A variant with 50 mutations: omicron

Afew months ago, we were enjoying the reopening of civil society. But events intervened. First, the protection of two-dose vaccines started to subside. Second, unvaccinated patients, including children, were sickened by the furiously infectious omicron variant of SARS-CoV-2. More patients survive the omicron virus many experts say, but there are so many that the medical system can still be overwhelmed. Nursing and medical staff are exhausted, and patients with other diseases or conditions may not get the treatments they need.

On Jan. 6, in New York, the number of people with positive tests was 22.5%; in Connecticut, 29.1% and in Massachusetts, 21.8%. By the time you read this these numbers will be higher. Infections do not go on indefinitely — eventually there will be no uninfected or unvaccinated people.

Epidemiologists, or rather the clan of mathematical modelers among them, predict a crash in the number of infections by early February 2022. That may signal herd immunity and a change from pandemic status to endemic. The latter causes sporadic infection at low levels and tends not to overwhelm hospitals or harm the economy.

Omicron appeared in Botswana and South Africa in November 2021.  South African physicians have seen mild disease, and the infection is declining there. In the UK, some reports said severity is unaffected; others that the disease caused by omicron is milder than that caused by the Delta variant. The CDC’s Morbidity and Mortality Weekly Reports appears every Thursday and is online. It provides no conclusions yet on the severity of omicron on unvaccinated people, including children. Deaths do not seem to be increasing as rapidly as infections. In the early stage of a new infection or treatment, information comes in press reports, which can be written with more enthusiasm than data.  We will know more soon.

There are about 50 mutations in the omicron virus and a dozen in the delta variant. A virus-specific enzyme copies the RNA genome of SARS-CoV-2 but makes errors—30 have accumulated in the omicron spike protein and 20 in other omicron genes. Think of them as typos that the virus has not corrected. If the typos help the virus survive counterattack by the immune system, the typos (mutations) are retained. Each infected lung cell can make thousands of viruses, so the infection spreads fast. Since November, omicron, which makes about five times more virus than the original strain, has nearly replaced the delta variant.

You may wonder how any living thing survives viral onslaughts; the answer is that sometimes they don’t.
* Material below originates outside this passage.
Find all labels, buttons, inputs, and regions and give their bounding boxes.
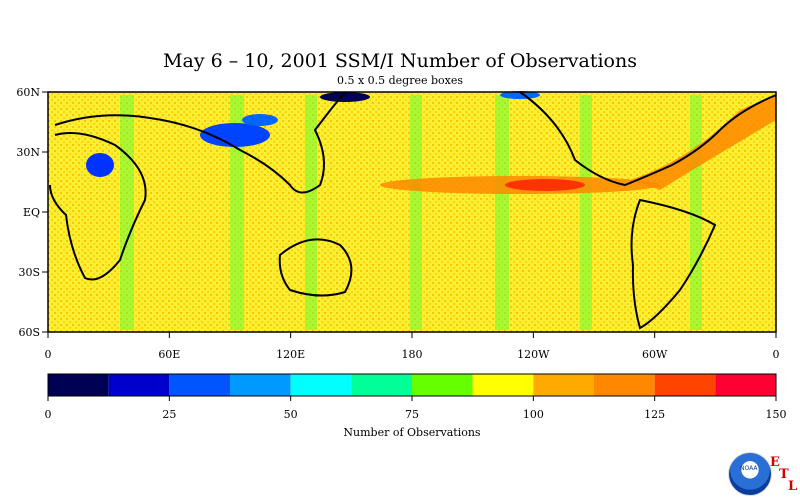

When we do survive, it is because the human immune system is a wondrous collection of rapid defenses. Immunology is the science of engaging these defenses before a pathogen does. Think of it as an ambush. Immunity is as complicated as it is vital. I taught a course called The Cell Biology of Tissues and Organelles for beginning medical and dental students for 25 years.  Immunology flummoxed the students. It takes time to learn.

A group at Baylor College of Medicine and The Texas Children’s Hospital headed by Elena Bottazzi and Peter Hotez has fashioned a vaccine that does not employ an mRNA, but rather fragments of viral protein. The vaccine does not require refrigeration; a dose costs $1.50 and it is not patent protected. In India, the vaccine, called Corbevax, has been approved. It is an older method, but sometimes that is best.  A recent issue of Nature has a fine review on the status of COVID vaccines written for non-scientists.  Type “How COVID Vaccines Shaped 2021” into your browser to read it.
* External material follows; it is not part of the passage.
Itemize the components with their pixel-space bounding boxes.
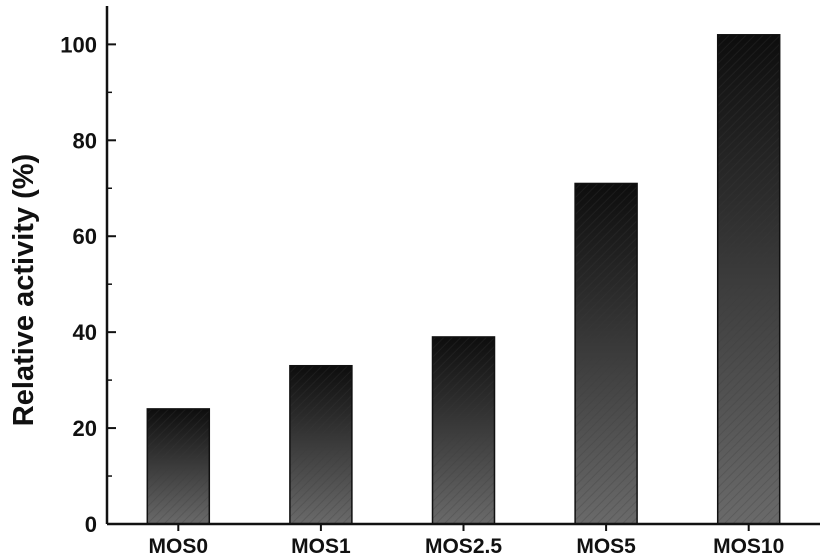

Treatments are being developed that stop infections, including immunoglobulins that can be inhaled. In the same vein, nanobodies, tiny antibodies made by Camelids (alpacas) neutralize omicron or other viruses. Think of an asthma inhaler spraying antibodies directly onto the virus in your lungs.

Drugs to inhibit viruses are a recent development — in the 1990s for HIV and now for other viruses. Pfizer has a drug called Paxlovid, which blocks the cleavage of viral proteins into functional units.  It is highly effective early after symptoms of COVID have appeared.  There are limited supplies, and the drug is tricky to make, but it will be in use shortly.
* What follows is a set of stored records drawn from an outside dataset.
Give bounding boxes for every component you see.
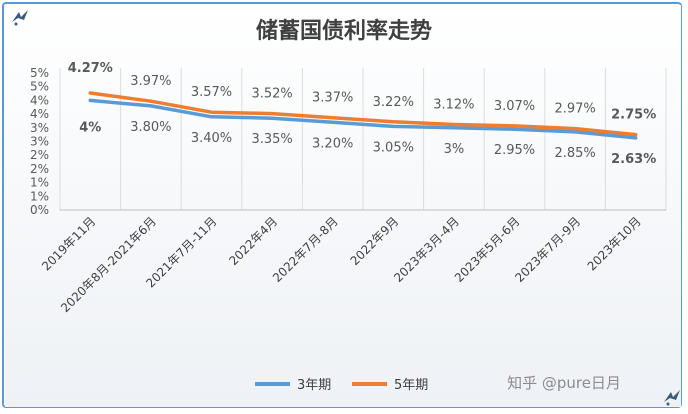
y-tick-label: 2% bbox=[30, 162, 49, 176]
data-label: 3.80% bbox=[130, 120, 171, 135]
series-lines bbox=[88, 91, 638, 140]
data-label: 3.57% bbox=[191, 85, 232, 100]
data-label: 2.85% bbox=[554, 146, 595, 161]
data-label: 2.95% bbox=[494, 143, 535, 158]
y-tick-label: 4% bbox=[30, 93, 49, 107]
y-tick-label: 5% bbox=[30, 66, 49, 80]
bird-icon bbox=[664, 390, 680, 406]
data-label: 2.75% bbox=[611, 108, 656, 123]
y-tick-label: 5% bbox=[30, 80, 49, 94]
data-labels: 4% 3.80% 3.40% 3.35% 3.20% 3.05% 3% 2.95% 2.85% 2… bbox=[68, 61, 657, 167]
legend-label-5y: 5年期 bbox=[394, 378, 428, 393]
data-label: 3.07% bbox=[494, 99, 535, 114]
y-tick-label: 1% bbox=[30, 189, 49, 203]
legend: 3年期 5年期 bbox=[255, 378, 428, 393]
data-label: 3.12% bbox=[433, 98, 474, 113]
data-label: 2.97% bbox=[554, 102, 595, 117]
y-tick-label: 2% bbox=[30, 148, 49, 162]
y-tick-label: 1% bbox=[30, 176, 49, 190]
y-axis: 0%1%1%2%2%3%3%4%4%5%5% bbox=[30, 66, 49, 217]
data-label: 3.22% bbox=[373, 95, 414, 110]
data-label: 3.97% bbox=[130, 74, 171, 89]
bird-icon bbox=[12, 10, 28, 26]
data-label: 3.20% bbox=[312, 136, 353, 151]
grid bbox=[59, 68, 667, 211]
y-tick-label: 3% bbox=[30, 121, 49, 135]
data-label: 2.63% bbox=[611, 152, 656, 167]
data-label: 3.35% bbox=[251, 132, 292, 147]
data-label: 3.37% bbox=[312, 91, 353, 106]
y-tick-label: 3% bbox=[30, 135, 49, 149]
series-line-0 bbox=[88, 98, 638, 140]
data-label: 3.40% bbox=[191, 131, 232, 146]
data-label: 4.27% bbox=[68, 61, 113, 76]
data-label: 3.05% bbox=[373, 140, 414, 155]
legend-label-3y: 3年期 bbox=[297, 378, 331, 393]
chart-background bbox=[5, 5, 681, 407]
series-line-1 bbox=[88, 91, 638, 137]
data-label: 3% bbox=[444, 142, 465, 157]
y-tick-label: 4% bbox=[30, 107, 49, 121]
data-label: 4% bbox=[79, 120, 101, 135]
data-label: 3.52% bbox=[251, 87, 292, 102]
y-tick-label: 0% bbox=[30, 203, 49, 217]
watermark: 知乎 @pure日月 bbox=[507, 374, 621, 392]
chart-title: 储蓄国债利率走势 bbox=[256, 18, 432, 44]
The Merck drug Molnupiravir blocks the enzyme that copies the virus genome. Molnupiravir is less effective at preventing symptoms that Paxlovid, but it interesting (to me) because it appear to inhibit other unpleasant RNA viruses. These include influenza; RSV, respiratory syncytial virus (a major cause of ER visits by children); norovirus (infections on cruise ships); Chikungunya virus (a mosquito-borne virus that causes severe joint pain); Venezuelan equine encephalitis virus); and hepatitis C. Perhaps we are at the beginning of a vast improvement in antiviral drug therapy.  Pray for it.

In the meantime, the best thing to do is get your vaccine and booster.  Let’s see if the epidemiologists are right and the peak comes soon. Watch positivity. Watch hospital admissions. Watch deaths from omicron. And hope for the best.